No, really: what's the difference? And I'm really not trying to poo-poo everyone's fun as some kind of language police; I'm genuinely trying to understand why it is that our culture evolved to treat some invisible diseases and conditions as being different or less-real than others. Hell, even neurodegenerative conditions such as Alzheimer's and ALS are treated with sympathy and respect; but then, there's a physical aspect to them that people can identify. But if a condition affects your neurological functions, that means it's in your brain, which means it's in your body, which means it's physical. Someone with Irritable Bowel Syndrome might spend a lot of time in the bathroom, while someone with clinical depression might spend a lot of time in bed because they have a literal physical difficulty to fully wake up; guess which one is considered an excuse? It's perfectly acceptable in our society to be flip with self-diagnoses: "I'm feeling so manic / depressed / bi-polar / ADHD / anxious / etc. today." And yet, no one says "I've got a little Crohn's today, if you know what I mean" when they're having diarrhea (I don't know why I'm picking on Crohn's so much; blame Mark Millar).
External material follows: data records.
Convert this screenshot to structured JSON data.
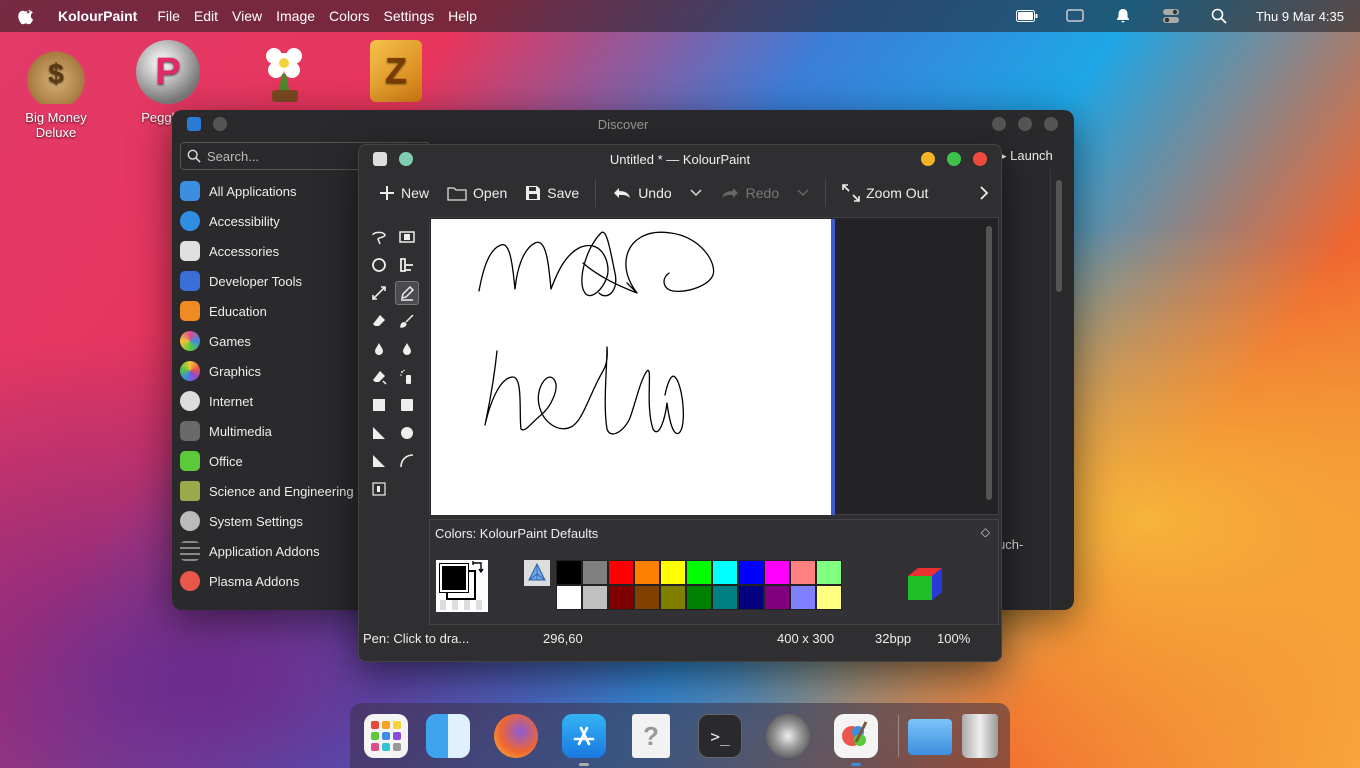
{
  "menubar": {
    "app_name": "KolourPaint",
    "menus": [
      "File",
      "Edit",
      "View",
      "Image",
      "Colors",
      "Settings",
      "Help"
    ],
    "clock": "Thu 9 Mar 4:35"
  },
  "desktop_icons": [
    {
      "label": "Big Money\nDeluxe",
      "line1": "Big Money",
      "line2": "Deluxe"
    },
    {
      "label": "Peggle D",
      "line1": "Peggle D"
    },
    {
      "label": ""
    },
    {
      "label": ""
    }
  ],
  "discover": {
    "title": "Discover",
    "search_placeholder": "Search...",
    "launch_label": "Launch",
    "truncated_text": "uch-",
    "categories": [
      {
        "label": "All Applications",
        "icon": "grid-icon",
        "color": "#3d8ee0"
      },
      {
        "label": "Accessibility",
        "icon": "accessibility-icon",
        "color": "#2f8de4"
      },
      {
        "label": "Accessories",
        "icon": "accessories-icon",
        "color": "#e0e0e0"
      },
      {
        "label": "Developer Tools",
        "icon": "developer-tools-icon",
        "color": "#3a6fd8"
      },
      {
        "label": "Education",
        "icon": "education-icon",
        "color": "#f08a24"
      },
      {
        "label": "Games",
        "icon": "games-icon",
        "color": "#e04b8c"
      },
      {
        "label": "Graphics",
        "icon": "graphics-icon",
        "color": "#f4c33c"
      },
      {
        "label": "Internet",
        "icon": "internet-icon",
        "color": "#dddddd"
      },
      {
        "label": "Multimedia",
        "icon": "multimedia-icon",
        "color": "#aaaaaa"
      },
      {
        "label": "Office",
        "icon": "office-icon",
        "color": "#5cc93a"
      },
      {
        "label": "Science and Engineering",
        "icon": "science-icon",
        "color": "#9aa94a"
      },
      {
        "label": "System Settings",
        "icon": "system-settings-icon",
        "color": "#bbbbbb"
      },
      {
        "label": "Application Addons",
        "icon": "addons-icon",
        "color": "#888888"
      },
      {
        "label": "Plasma Addons",
        "icon": "plasma-addons-icon",
        "color": "#e8574a"
      }
    ]
  },
  "kolourpaint": {
    "title": "Untitled * — KolourPaint",
    "toolbar": {
      "new": "New",
      "open": "Open",
      "save": "Save",
      "undo": "Undo",
      "redo": "Redo",
      "zoom_out": "Zoom Out"
    },
    "colors_header": "Colors: KolourPaint Defaults",
    "palette_top": [
      "#000000",
      "#808080",
      "#ff0000",
      "#ff8000",
      "#ffff00",
      "#00ff00",
      "#00ffff",
      "#0000ff",
      "#ff00ff",
      "#ff8080",
      "#80ff80"
    ],
    "palette_bottom": [
      "#ffffff",
      "#c0c0c0",
      "#800000",
      "#804000",
      "#808000",
      "#008000",
      "#008080",
      "#000080",
      "#800080",
      "#8080ff",
      "#ffff80"
    ],
    "status": {
      "message": "Pen: Click to dra...",
      "coords": "296,60",
      "size": "400 x 300",
      "depth": "32bpp",
      "zoom": "100%"
    }
  },
  "dock": {
    "items": [
      "launchpad-icon",
      "finder-icon",
      "firefox-icon",
      "app-store-icon",
      "help-icon",
      "terminal-icon",
      "system-preferences-icon",
      "kolourpaint-icon",
      "folder-icon",
      "trash-icon"
    ]
  }
}
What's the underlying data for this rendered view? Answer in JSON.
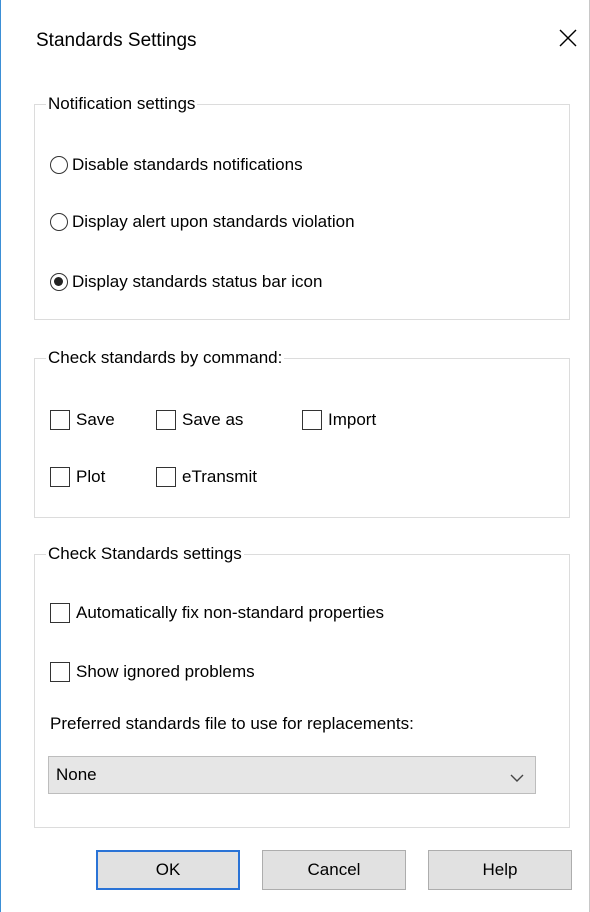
{
  "dialog": {
    "title": "Standards Settings"
  },
  "notification": {
    "legend": "Notification settings",
    "options": [
      {
        "label": "Disable standards notifications",
        "checked": false
      },
      {
        "label": "Display alert upon standards violation",
        "checked": false
      },
      {
        "label": "Display standards status bar icon",
        "checked": true
      }
    ]
  },
  "by_command": {
    "legend": "Check standards by command:",
    "items": [
      {
        "label": "Save",
        "checked": false
      },
      {
        "label": "Save as",
        "checked": false
      },
      {
        "label": "Import",
        "checked": false
      },
      {
        "label": "Plot",
        "checked": false
      },
      {
        "label": "eTransmit",
        "checked": false
      }
    ]
  },
  "check_settings": {
    "legend": "Check Standards settings",
    "auto_fix": {
      "label": "Automatically fix non-standard properties",
      "checked": false
    },
    "show_ignored": {
      "label": "Show ignored problems",
      "checked": false
    },
    "preferred_label": "Preferred standards file to use for replacements:",
    "preferred_value": "None"
  },
  "buttons": {
    "ok": "OK",
    "cancel": "Cancel",
    "help": "Help"
  },
  "colors": {
    "accent": "#2a73d6",
    "button_bg": "#e1e1e1",
    "select_bg": "#e6e6e6"
  }
}
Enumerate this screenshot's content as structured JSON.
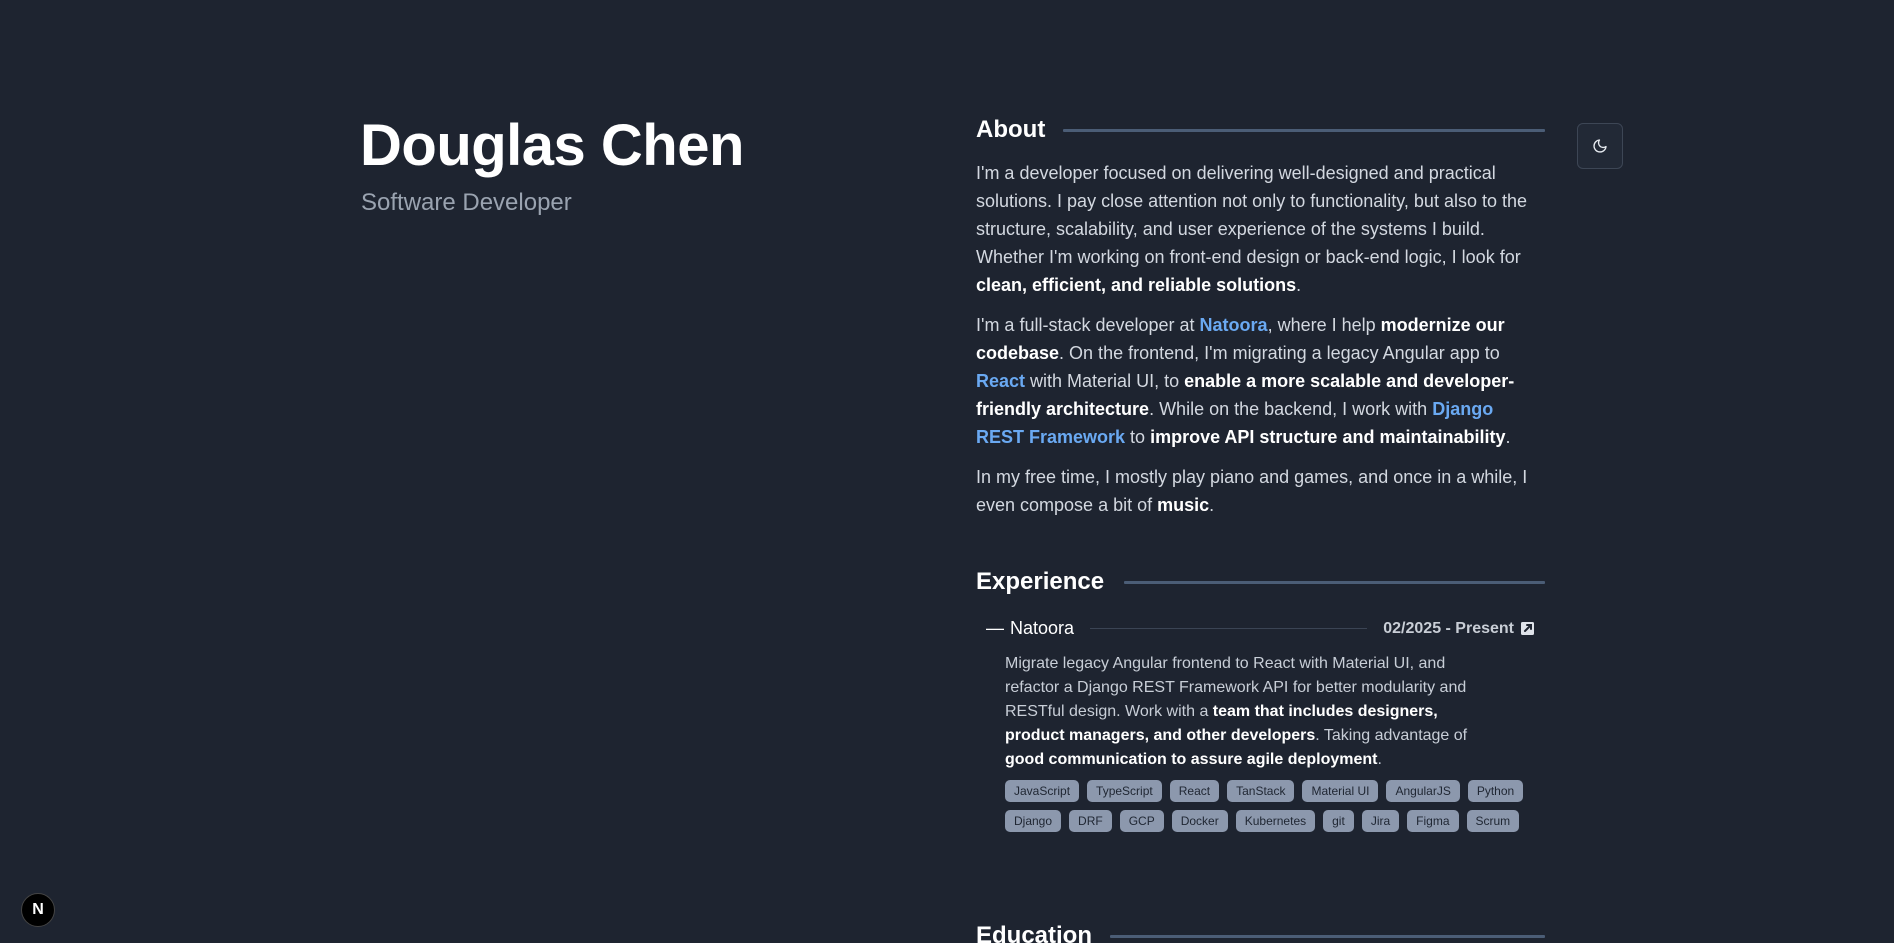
{
  "header": {
    "name": "Douglas Chen",
    "role": "Software Developer"
  },
  "theme_toggle": {
    "icon": "moon-icon"
  },
  "about": {
    "title": "About",
    "p1": [
      {
        "t": "I'm a developer focused on delivering well-designed and practical solutions. I pay close attention not only to functionality, but also to the structure, scalability, and user experience of the systems I build. Whether I'm working on front-end design or back-end logic, I look for ",
        "s": "n"
      },
      {
        "t": "clean, efficient, and reliable solutions",
        "s": "b"
      },
      {
        "t": ".",
        "s": "n"
      }
    ],
    "p2": [
      {
        "t": "I'm a full-stack developer at ",
        "s": "n"
      },
      {
        "t": "Natoora",
        "s": "a"
      },
      {
        "t": ", where I help ",
        "s": "n"
      },
      {
        "t": "modernize our codebase",
        "s": "b"
      },
      {
        "t": ". On the frontend, I'm migrating a legacy Angular app to ",
        "s": "n"
      },
      {
        "t": "React",
        "s": "a"
      },
      {
        "t": " with Material UI, to ",
        "s": "n"
      },
      {
        "t": "enable a more scalable and developer-friendly architecture",
        "s": "b"
      },
      {
        "t": ". While on the backend, I work with ",
        "s": "n"
      },
      {
        "t": "Django REST Framework",
        "s": "a"
      },
      {
        "t": " to ",
        "s": "n"
      },
      {
        "t": "improve API structure and maintainability",
        "s": "b"
      },
      {
        "t": ".",
        "s": "n"
      }
    ],
    "p3": [
      {
        "t": "In my free time, I mostly play piano and games, and once in a while, I even compose a bit of ",
        "s": "n"
      },
      {
        "t": "music",
        "s": "b"
      },
      {
        "t": ".",
        "s": "n"
      }
    ]
  },
  "experience": {
    "title": "Experience",
    "items": [
      {
        "dash": "—",
        "company": "Natoora",
        "dates": "02/2025 - Present",
        "link_icon": "external-link-icon",
        "desc": [
          {
            "t": "Migrate legacy Angular frontend to React with Material UI, and refactor a Django REST Framework API for better modularity and RESTful design. Work with a ",
            "s": "n"
          },
          {
            "t": "team that includes designers, product managers, and other developers",
            "s": "b"
          },
          {
            "t": ". Taking advantage of ",
            "s": "n"
          },
          {
            "t": "good communication to assure agile deployment",
            "s": "b"
          },
          {
            "t": ".",
            "s": "n"
          }
        ],
        "tags": [
          "JavaScript",
          "TypeScript",
          "React",
          "TanStack",
          "Material UI",
          "AngularJS",
          "Python",
          "Django",
          "DRF",
          "GCP",
          "Docker",
          "Kubernetes",
          "git",
          "Jira",
          "Figma",
          "Scrum"
        ]
      }
    ]
  },
  "education": {
    "title": "Education"
  },
  "nextjs_badge": {
    "label": "N"
  }
}
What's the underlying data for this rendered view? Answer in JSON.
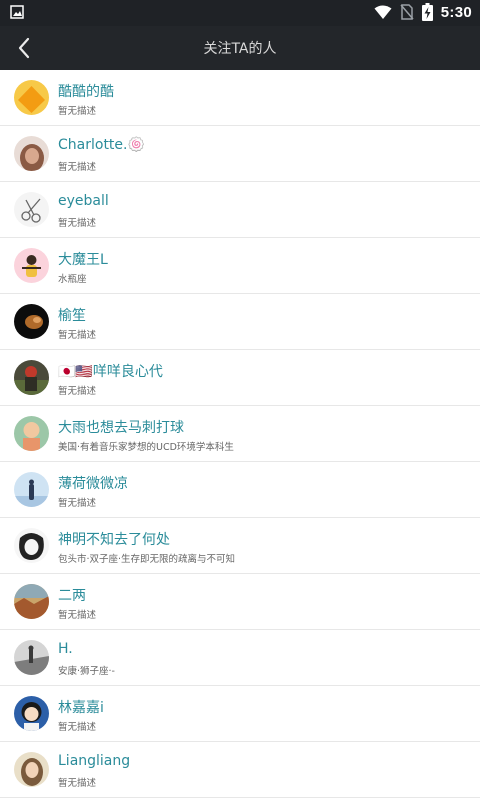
{
  "status_bar": {
    "time": "5:30",
    "icons": [
      "image-icon",
      "wifi-icon",
      "no-sim-icon",
      "battery-charging-icon"
    ]
  },
  "header": {
    "title": "关注TA的人",
    "back_icon": "chevron-left-icon"
  },
  "colors": {
    "status_bar_bg": "#1f2226",
    "header_bg": "#23262a",
    "name_color": "#2b8c9a",
    "desc_color": "#666666",
    "divider": "#e7e7e7"
  },
  "followers": [
    {
      "name": "酷酷的酷",
      "desc": "暂无描述"
    },
    {
      "name": "Charlotte.🍥",
      "desc": "暂无描述"
    },
    {
      "name": "eyeball",
      "desc": "暂无描述"
    },
    {
      "name": "大魔王L",
      "desc": "水瓶座"
    },
    {
      "name": "榆笙",
      "desc": "暂无描述"
    },
    {
      "name": "🇯🇵🇺🇸咩咩良心代",
      "desc": "暂无描述"
    },
    {
      "name": "大雨也想去马刺打球",
      "desc": "美国·有着音乐家梦想的UCD环境学本科生"
    },
    {
      "name": "薄荷微微凉",
      "desc": "暂无描述"
    },
    {
      "name": "神明不知去了何处",
      "desc": "包头市·双子座·生存即无限的疏离与不可知"
    },
    {
      "name": "二两",
      "desc": "暂无描述"
    },
    {
      "name": "H.",
      "desc": "安康·狮子座·-"
    },
    {
      "name": "林嘉嘉i",
      "desc": "暂无描述"
    },
    {
      "name": "Liangliang",
      "desc": "暂无描述"
    }
  ]
}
The question remains: how do we change that stigma? How do we make people understand that mental health is physical health, and that a few pills here and there might make it easier to cope but it doesn't make the invisible problem go away any more?
*For the record, I know that I personally still use "dumb" and "crazy,", which I can either excuse as general hypocrisy, or as an example of the constant evolution of language which — for better or for worse — does occasionally stem from some questionable roots (like how "vagina" is literally derived from "sheath for a man's sword").